Are they ministers of Christ? (I speak as a fool) I am more; in labours more abundant, in stripes above measure, in prisons more frequent, in deaths oft. — 2 Corinthians 11:23
A man in our Portland congregation often told how he promised God early in his Christian walk that, if it were at all possible, he would never leave a church service without spending time at the altar of prayer. “I’ve kept that promise,” he would say. “God has given me the gift of tears for my fellow man. I have a love for the souls of men. I have no greater joy than to kneel across the altar and help pray a sinner through to salvation!”
This brother was not boasting. In fact, his love for souls and his desire to spend time in prayer were evidence of his commitment to God, and were actually part of the “credentials” that qualified him for a place of service on the foreign mission field. He had no formal training in the ministry, no doctorate in theology, no expertise in a foreign language, or training in international missions. However, he did have a burden of prayer and a willingness to expend his time, money, and effort in winning souls for God. Long before he went to the mission field, he and his wife entertained hundreds of merchant mariners in their home. He was involved in Sunday school work and participated in open-air meetings. While his credentials would have looked unimpressive on a résumé, he made himself available to God and did what he could. God gave Harold Barrett the spiritual qualifications and the commission from Heaven, and He used him.
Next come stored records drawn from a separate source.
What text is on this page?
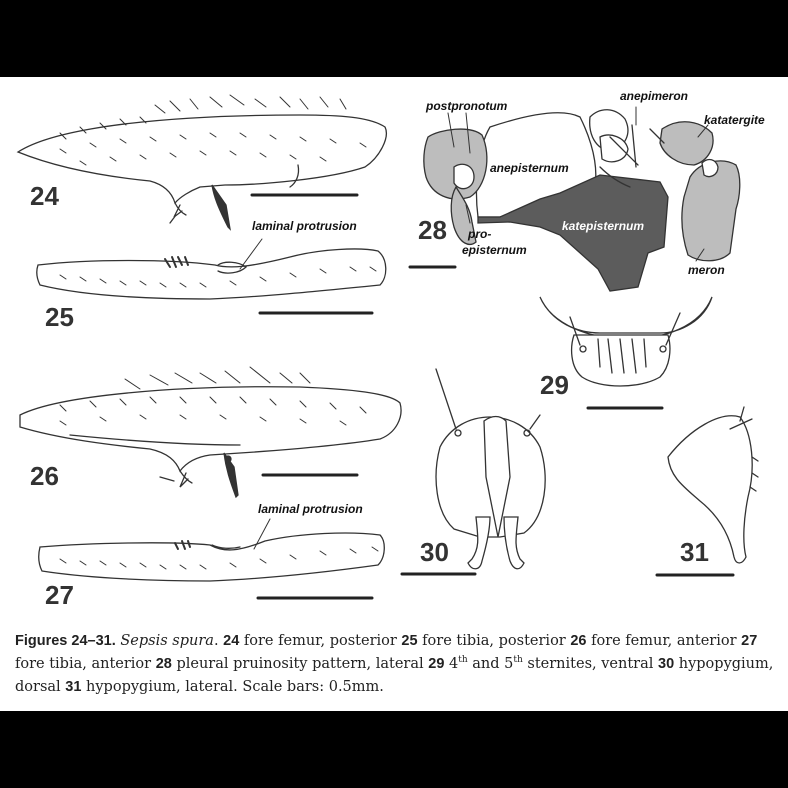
24
25
26
27
28
29
30	31
laminal protrusion
laminal protrusion
postpronotum
anepimeron
katatergite
anepisternum
katepisternum
pro-
episternum
meron
Figures 24–31. Sepsis spura. 24 fore femur, posterior 25 fore tibia, posterior 26 fore femur, anterior 27 fore tibia, anterior 28 pleural pruinosity pattern, lateral 29 4th and 5th sternites, ventral 30 hypopygium, dorsal 31 hypopygium, lateral. Scale bars: 0.5mm.
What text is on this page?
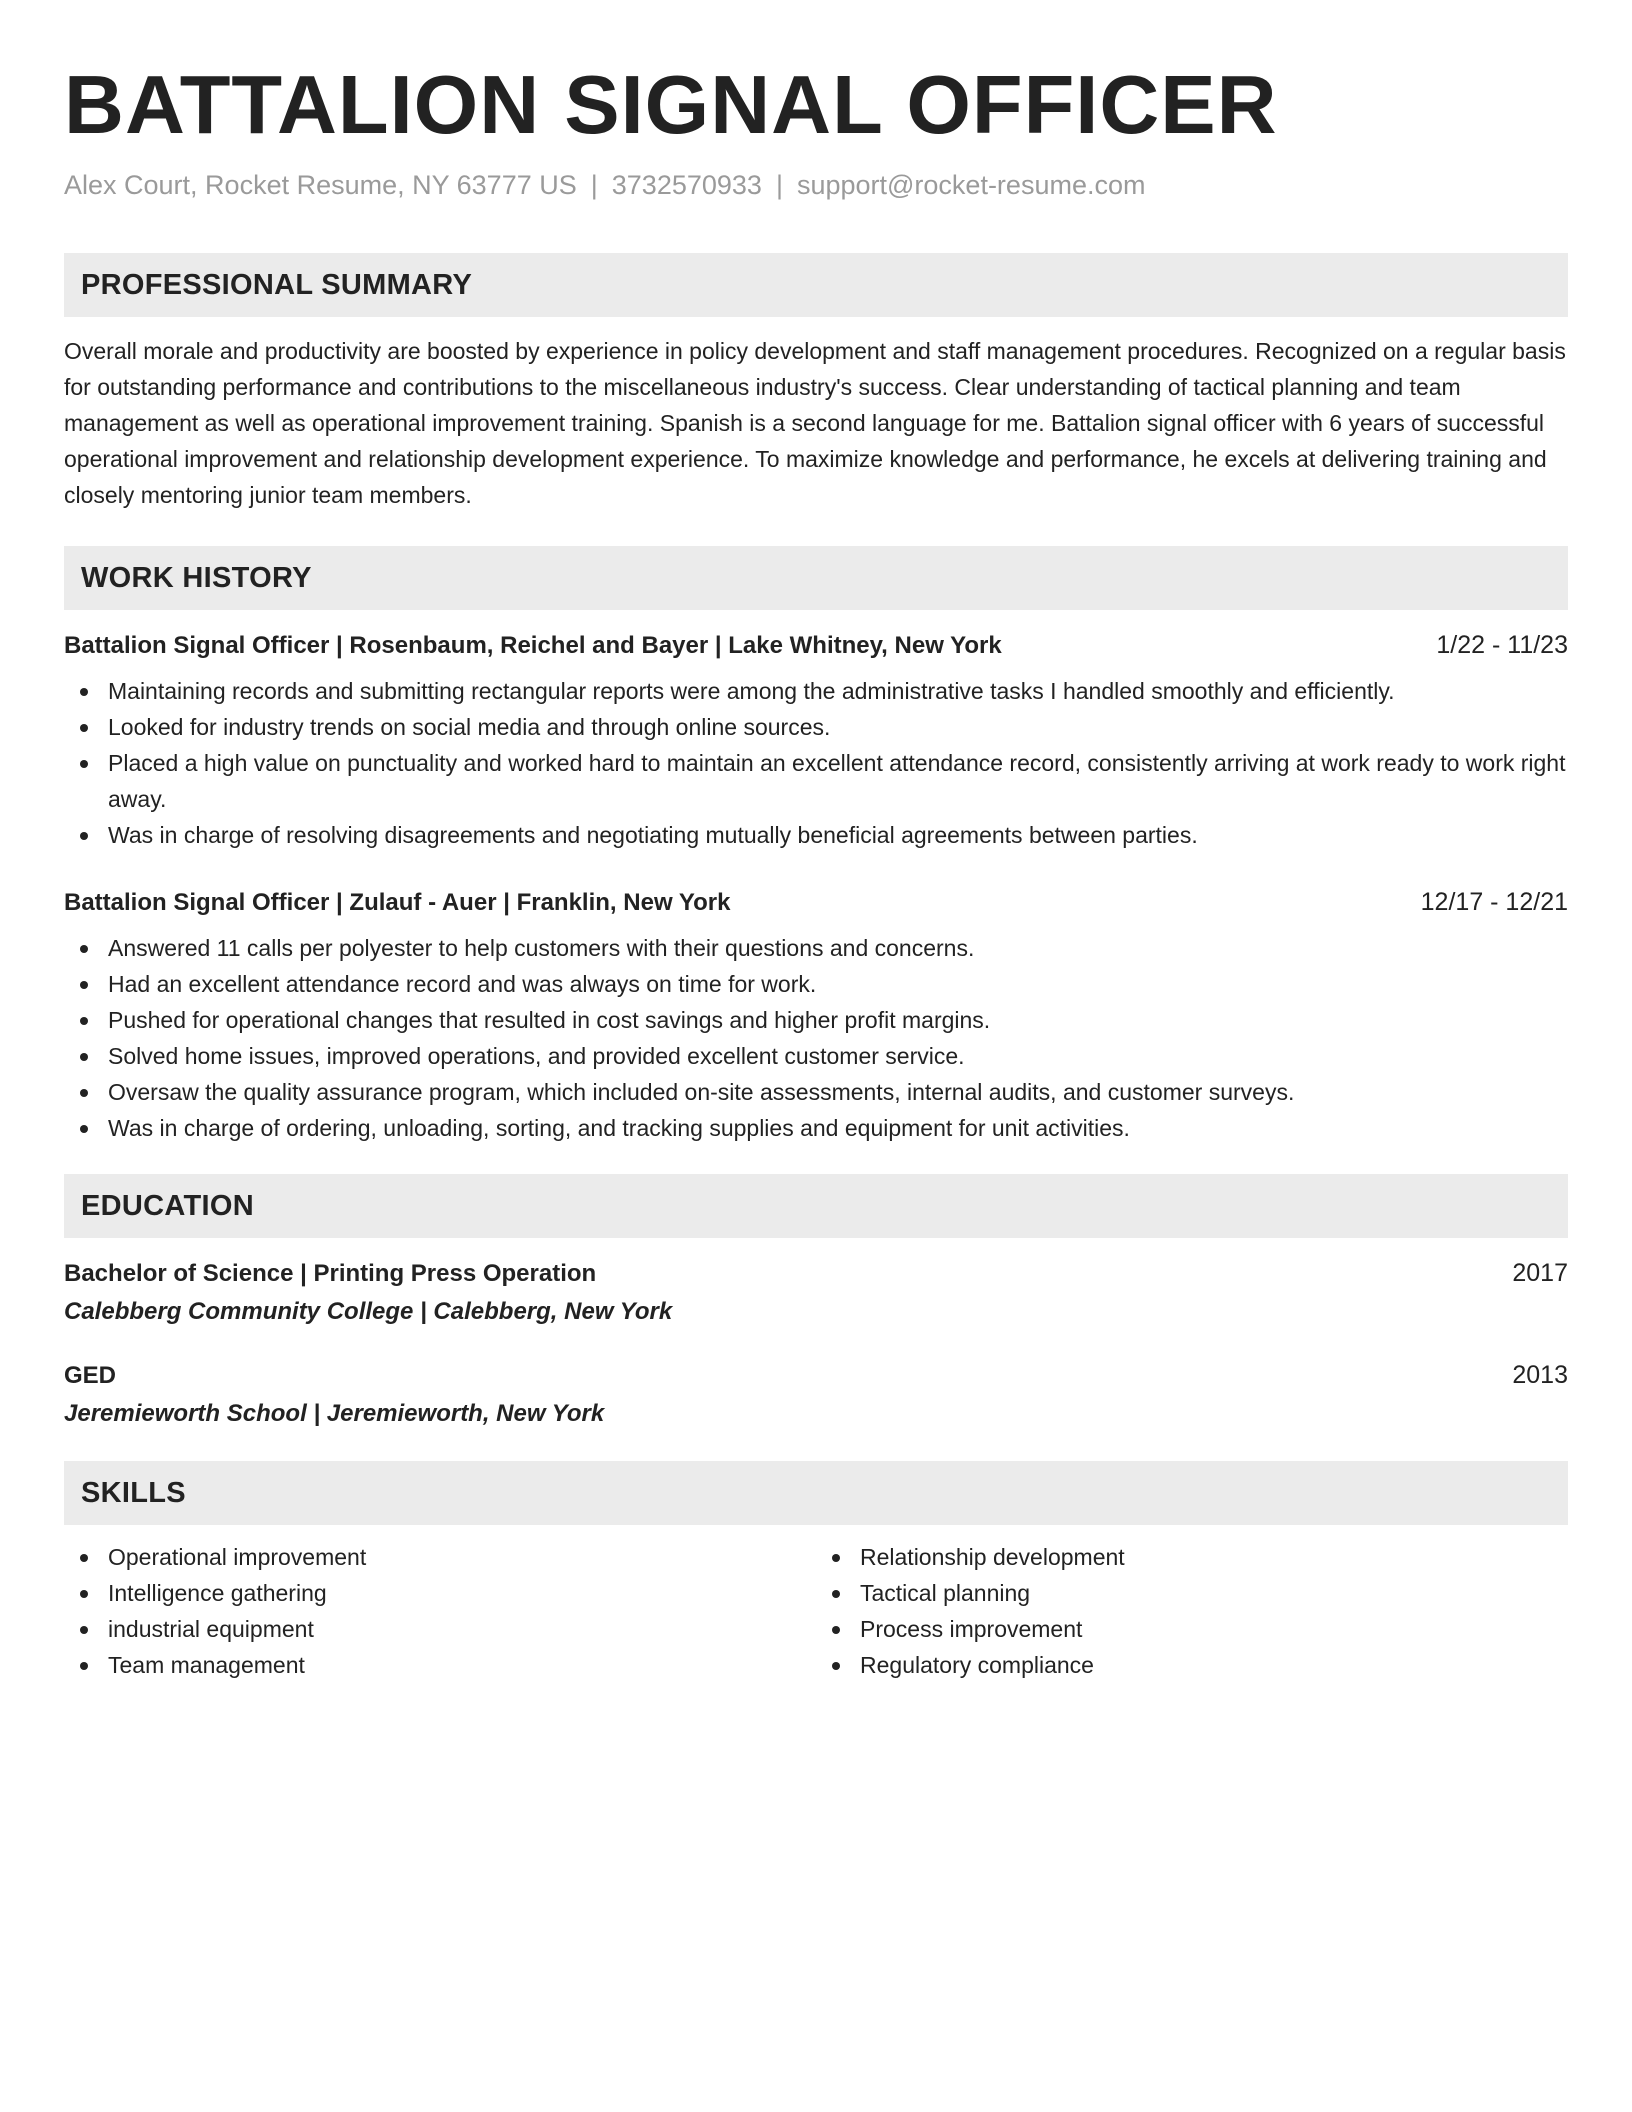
BATTALION SIGNAL OFFICER
Alex Court, Rocket Resume, NY 63777 US | 3732570933 | support@rocket-resume.com
PROFESSIONAL SUMMARY

Overall morale and productivity are boosted by experience in policy development and staff management procedures. Recognized on a regular basis for outstanding performance and contributions to the miscellaneous industry's success. Clear understanding of tactical planning and team management as well as operational improvement training. Spanish is a second language for me. Battalion signal officer with 6 years of successful operational improvement and relationship development experience. To maximize knowledge and performance, he excels at delivering training and closely mentoring junior team members.

WORK HISTORY
Battalion Signal Officer | Rosenbaum, Reichel and Bayer | Lake Whitney, New York	1/22 - 11/23
Maintaining records and submitting rectangular reports were among the administrative tasks I handled smoothly and efficiently.
Looked for industry trends on social media and through online sources.
Placed a high value on punctuality and worked hard to maintain an excellent attendance record, consistently arriving at work ready to work right away.
Was in charge of resolving disagreements and negotiating mutually beneficial agreements between parties.
Battalion Signal Officer | Zulauf - Auer | Franklin, New York	12/17 - 12/21
Answered 11 calls per polyester to help customers with their questions and concerns.
Had an excellent attendance record and was always on time for work.
Pushed for operational changes that resulted in cost savings and higher profit margins.
Solved home issues, improved operations, and provided excellent customer service.
Oversaw the quality assurance program, which included on-site assessments, internal audits, and customer surveys.
Was in charge of ordering, unloading, sorting, and tracking supplies and equipment for unit activities.
EDUCATION
Bachelor of Science | Printing Press Operation	2017
Calebberg Community College | Calebberg, New York
GED	2013
Jeremieworth School | Jeremieworth, New York
SKILLS
Operational improvement
Intelligence gathering
industrial equipment
Team management
Relationship development
Tactical planning
Process improvement
Regulatory compliance
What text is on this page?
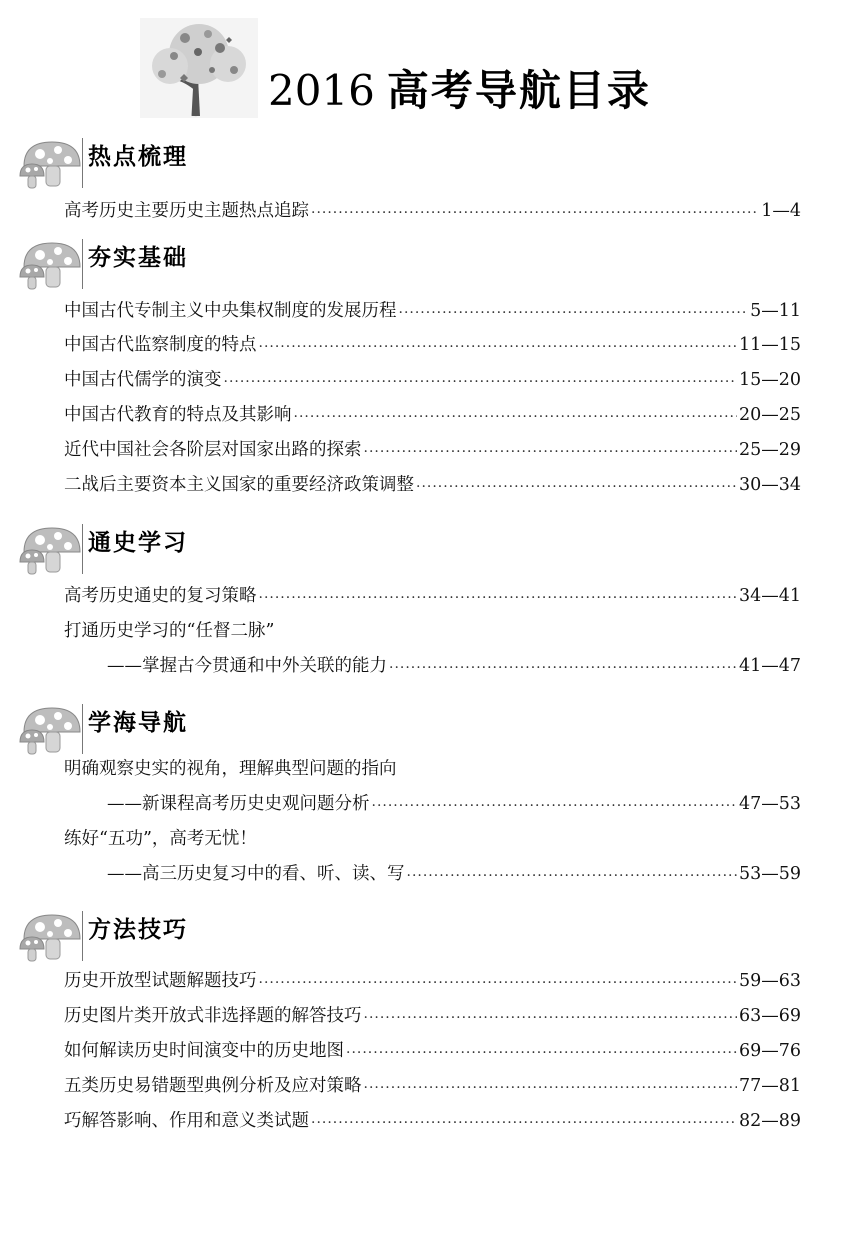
2016 高考导航目录
热点梳理
高考历史主要历史主题热点追踪 ·····	1—4
夯实基础
中国古代专制主义中央集权制度的发展历程 ·····	5—11
中国古代监察制度的特点 ·····	11—15
中国古代儒学的演变 ·····	15—20
中国古代教育的特点及其影响 ·····	20—25
近代中国社会各阶层对国家出路的探索 ·····	25—29
二战后主要资本主义国家的重要经济政策调整 ·····	30—34
通史学习
高考历史通史的复习策略 ·····	34—41
打通历史学习的“任督二脉”
——掌握古今贯通和中外关联的能力 ·····	41—47
学海导航
明确观察史实的视角，理解典型问题的指向
——新课程高考历史史观问题分析 ·····	47—53
练好“五功”，高考无忧！
——高三历史复习中的看、听、读、写 ·····	53—59
方法技巧
历史开放型试题解题技巧 ·····	59—63
历史图片类开放式非选择题的解答技巧 ·····	63—69
如何解读历史时间演变中的历史地图 ·····	69—76
五类历史易错题型典例分析及应对策略 ·····	77—81
巧解答影响、作用和意义类试题 ·····	82—89
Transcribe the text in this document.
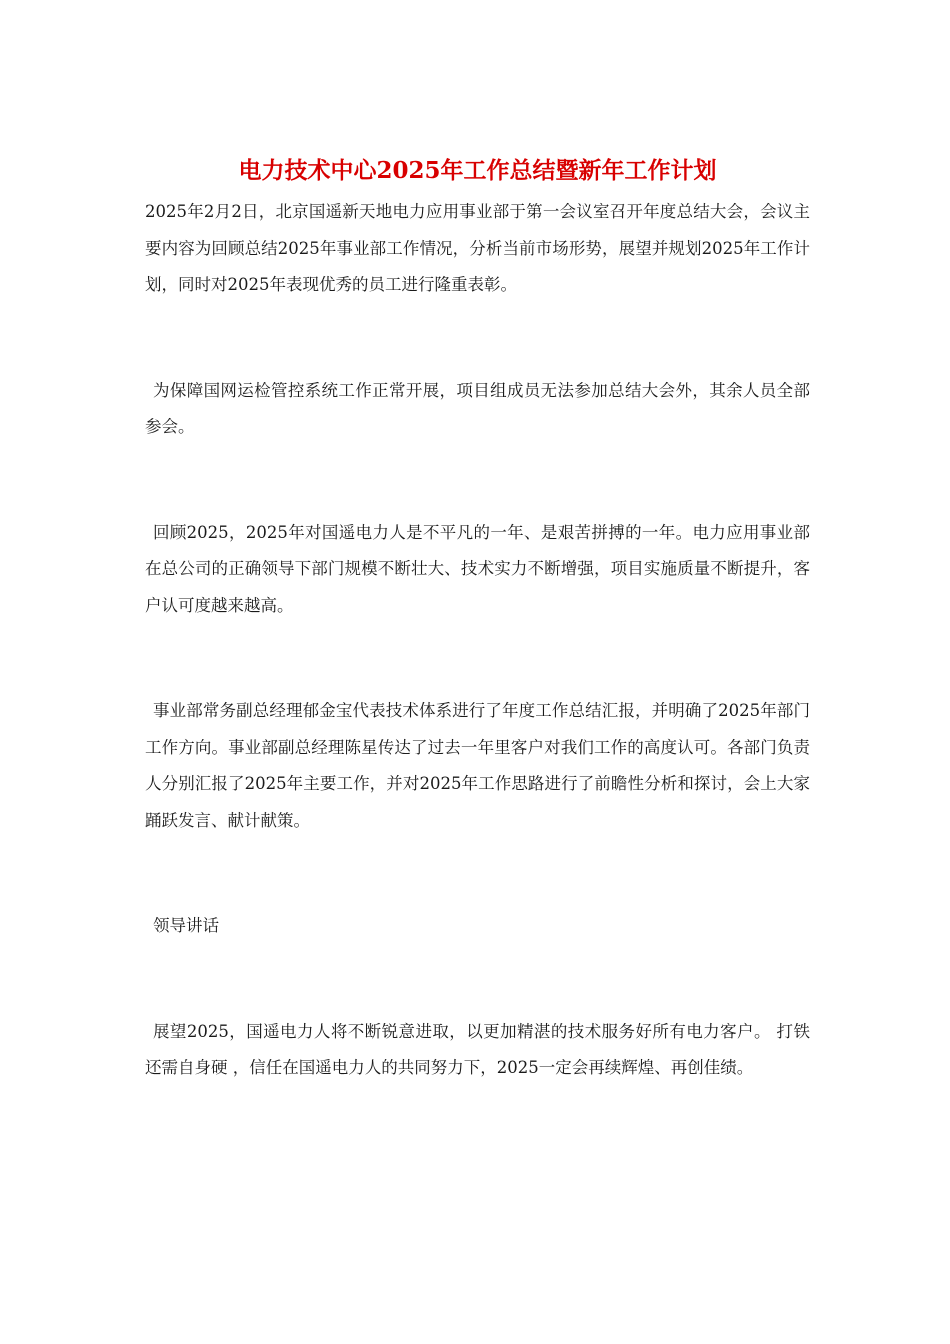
电力技术中心2025年工作总结暨新年工作计划

2025年2月2日，北京国遥新天地电力应用事业部于第一会议室召开年度总结大会，会议主要内容为回顾总结2025年事业部工作情况，分析当前市场形势，展望并规划2025年工作计划，同时对2025年表现优秀的员工进行隆重表彰。

为保障国网运检管控系统工作正常开展，项目组成员无法参加总结大会外，其余人员全部参会。

回顾2025，2025年对国遥电力人是不平凡的一年、是艰苦拼搏的一年。电力应用事业部在总公司的正确领导下部门规模不断壮大、技术实力不断增强，项目实施质量不断提升，客户认可度越来越高。

事业部常务副总经理郁金宝代表技术体系进行了年度工作总结汇报，并明确了2025年部门工作方向。事业部副总经理陈星传达了过去一年里客户对我们工作的高度认可。各部门负责人分别汇报了2025年主要工作，并对2025年工作思路进行了前瞻性分析和探讨，会上大家踊跃发言、献计献策。

领导讲话

展望2025，国遥电力人将不断锐意进取，以更加精湛的技术服务好所有电力客户。 打铁还需自身硬 ，信任在国遥电力人的共同努力下，2025一定会再续辉煌、再创佳绩。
“God gave us the privilege of laboring in His harvest field [in Korea] for more than twenty years,” the veteran missionary would say in later years. “I remember years ago when we were about to go to Korea, one dear saint of God told me, ‘If you win one soul for the Kingdom of God, it will be worth everything.’ Thank God, there was not just one soul, but there have been hundreds. Today we have seven Apostolic Faith churches in Korea and many, many souls who are rejoicing in the victorious Gospel that was brought to them.”
In today’s text, Paul was “proving” to the church at Corinth that his was a true ministry. His authority had been challenged, and the Corinthians’ pure and simple devotion to Christ was being threatened by this attack and by false teachings. Paul was pointing out that his trials were his résumé — his sufferings were what validated his apostolic authority. The false teachers could make no such claims.
Today, what credentials do you have that “prove” your testimony? Do your actions, words, and responses to trials validate your Christian witness? Let us ask God to help us have a spiritual résumé that cannot be disputed!
In an attempt to elevate themselves, certain members of the Corinthian church had resorted to discrediting Paul, while boasting of their own spiritual qualifications. In today’s text, Paul boldly rejected the idea that he was inferior to these false apostles who claimed divine authority as God’s servants, but whose claims were bogus. He intentionally mimicked them by providing details of his own résumé, which was far superior in the Gospel. Paul referred to these “imitation” apostles as fools (verse 19). In verse 16, Paul told the Corinthians not to think of him as a fool, but if it took boasting of himself to prove his apostolic authority, then he was willing to become as though he were a fool and present his own indisputable credentials.
In verses 22-33, Paul told of the sufferings and persecution he had endured as a follower of Christ. This was a contrast to the boasting of those who were disrupting the Corinthian church. Those false teachers boasted of worldly things, whereas Paul presented a list of hardships he had endured. He covered everything from being beaten and shipwrecked, to having the burden of caring for the churches throughout the world. He even mentioned the time he had to be let down outside the city wall in a basket in order to escape the governor of that city. By speaking of his trials and the hardships he had gone through, Paul was able to give proof to these people of the true character of his apostleship. He, not they, showed the true marks of a servant of Christ: his sufferings. The love this Church leader had for his people was demonstrated by what he was willing to go through to keep them faithful to the true Gospel.
Verse 20 seems to indicate that these new, self-appointed leaders at Corinth were preaching and practicing very strict ideas. Paul appears to have found this strange, considering that he did not practice or preach these traditions.
(Hannah’s Bible Outlines - Used by permission per WORDsearch)
IV. The authority of the Apostle
B. The boast of the Apostle
2. The boast of his experiences (11:16-33)
The trials and afflictions we endure for the Gospel build our character, witness to our faith, and equip us to work for the Lord.